Hyperinsulinism: congenital

(nesidioblastosis)

The incidence is 1/30,000 to 50,000 births. Generic term for a group of genetic diseases that result in deregulation and excessive secretion of insulin. Congenital hyperinsulinism, formerly nesidioblastosis, is a cause of recurrent hypoglycemia without ketosis of the newborn and infant. There are diffuse (the whole pancreas is involved) and focal (localized lesion, 30 % of cases) forms that cannot be distinguished with certainty on the basis of clinical signs, radiological examinations or the macroscopic aspect at laparotomy. 


From a genetic point of view (HHF acronym for Hyperinsulinemic Hypoglycemia Familial), seven types have been identified:



Diffuse forms are transmitted in an autosomal recessive or dominant manner: they result from abnormalities of the transmembrane channels (chanellopathies: HHF1 and HHF2), metabolic abnormalities in the Krebs cycle of pancreatic cells (HHF3, HHF6 and HHF7) or abnormalities in the transcription of insulin, insulin receptor or proinsulin synthesis (HHF4 and HHF5 gene).

Some cases are part of a polymalformative syndrome such as Beckwitt-Wiedemann, Sotos, Perlman, or Kabuki syndrome, or metabolic diseases such as congenital glycosylation disorders (forms Ia and Ic) see these terms).

Diffuse and syndromic forms respond to treatment with diazoxide, unlike localized forms (called diazoxide resistant).


In 60 % of cases, the onset is neonatal with severe hypoglycemia before 72 hours of life. In 35 % of cases, symptoms do not appear until one month (early infantile form) or one year (late infantile form) with convulsions or convulsive equivalents (staring spells, loss of consciousness ...).

The diagnosis is established by glucose needs greater than 10 mg/kg/min to maintain normoglycemia, a high blood insulin level, a response to the administration of glucagon (0.5 mg IM or subcutaneous) and the absence of ketosis. It is also important to measure NH4 to diagnose rare forms of abnormalities in the metabolism of amino acids or of the short chain fatty acid metabolism.

In the neonatal cases, the emergency treatment is to administer significant amounts of glucose by IV route to prevent hypoglycemia. Other medications are often needed such as the administration of glucagon (1 mg/day IV or subcutaneous injection). Some teams use somatostatin IV (0.5-3.5 µg/kg/h) or octeotride (10-50 µg/kg/day in 3 doses by subcutaneous or IV injection). Oral diazoxide (15 mg/kg/day for the newborn and 10 mg/kg/day for infants, in 3 doses) is used for long-term treatment, with/or nifedipine (0.5 to 2 mg/kg/day in 2 doses taken orally) which allows, in general, to obtain normoglycemia with a normal diet for age. 

Treatment options are:

-         focal form: surgical resection of the lesion (cephalic  , isthmic or caudal pancreatectomy)

-         diffuse form: either subtotal pancreatectomy or medical treatment. 


To make the difference between a diffuse or a focal form (i.e. typically in the absence of response to diazoxide), and locate the lesion, a PET scan with [18F] fluoro-L-dopa coupled with an MRI or a CTScan is performed. For this examination, diazoxide and  octeotride treatments can be continued but glucagon administration should be interrupted.

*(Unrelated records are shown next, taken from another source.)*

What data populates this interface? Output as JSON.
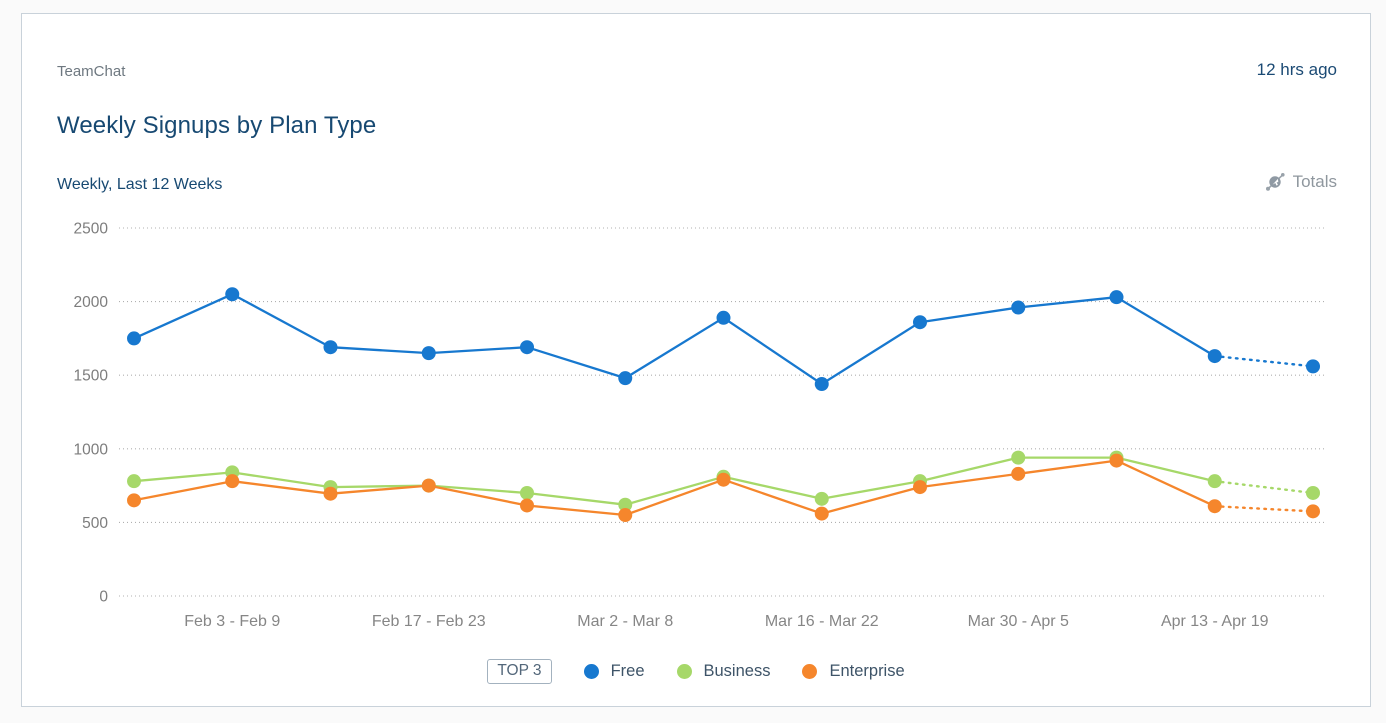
{
  "card": {
    "source": "TeamChat",
    "updated": "12 hrs ago",
    "title": "Weekly Signups by Plan Type",
    "subtitle": "Weekly, Last 12 Weeks",
    "totals_label": "Totals"
  },
  "legend": {
    "badge": "TOP 3"
  },
  "chart_data": {
    "type": "line",
    "title": "Weekly Signups by Plan Type",
    "subtitle": "Weekly, Last 12 Weeks",
    "num_points": 13,
    "x_tick_labels": [
      "Feb 3 - Feb 9",
      "Feb 17 - Feb 23",
      "Mar 2 - Mar 8",
      "Mar 16 - Mar 22",
      "Mar 30 - Apr 5",
      "Apr 13 - Apr 19"
    ],
    "x_tick_indices": [
      1,
      3,
      5,
      7,
      9,
      11
    ],
    "y_ticks": [
      0,
      500,
      1000,
      1500,
      2000,
      2500
    ],
    "ylim": [
      0,
      2500
    ],
    "grid": "dotted-horizontal",
    "legend_position": "bottom",
    "last_segment_style": "dotted",
    "series": [
      {
        "name": "Free",
        "color": "#1778cf",
        "values": [
          1750,
          2050,
          1690,
          1650,
          1690,
          1480,
          1890,
          1440,
          1860,
          1960,
          2030,
          1630,
          1560
        ]
      },
      {
        "name": "Business",
        "color": "#a6d869",
        "values": [
          780,
          840,
          740,
          750,
          700,
          620,
          810,
          660,
          780,
          940,
          940,
          780,
          700
        ]
      },
      {
        "name": "Enterprise",
        "color": "#f5862c",
        "values": [
          650,
          780,
          695,
          750,
          615,
          550,
          790,
          560,
          740,
          830,
          920,
          610,
          575
        ]
      }
    ],
    "axis_color": "#7d7d7d",
    "grid_color": "#b0b0b0"
  }
}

Preoperatively, verify the absence of gallstones or biliary sludge: preventive treatment with ursodeoxycholic acid is often needed.


Anesthetic implications: 

in case of treatment with diazoxide: check blood count (neutropenia), liver enzymes (cytolysis) and the absence of pulmonary hypertension (reversible when the treatment is stopped). Hirsutism and peripheral edema are frequent. In case of laparotomy for pancreatic exploration, stop diazoxide 5 days before and octeotride 2 days before surgery; the association of epidural block with general anesthesia is the first choice in the absence of contraindications: the reaction of intraoperative stress is blocked, allowing to see a rapid increase in blood glucose levels when the causal lesion is excised, and one can achieve good postoperative analgesia. Extemporaneous biopsy are performed to confirm the diagnosis of focal or diffuse form.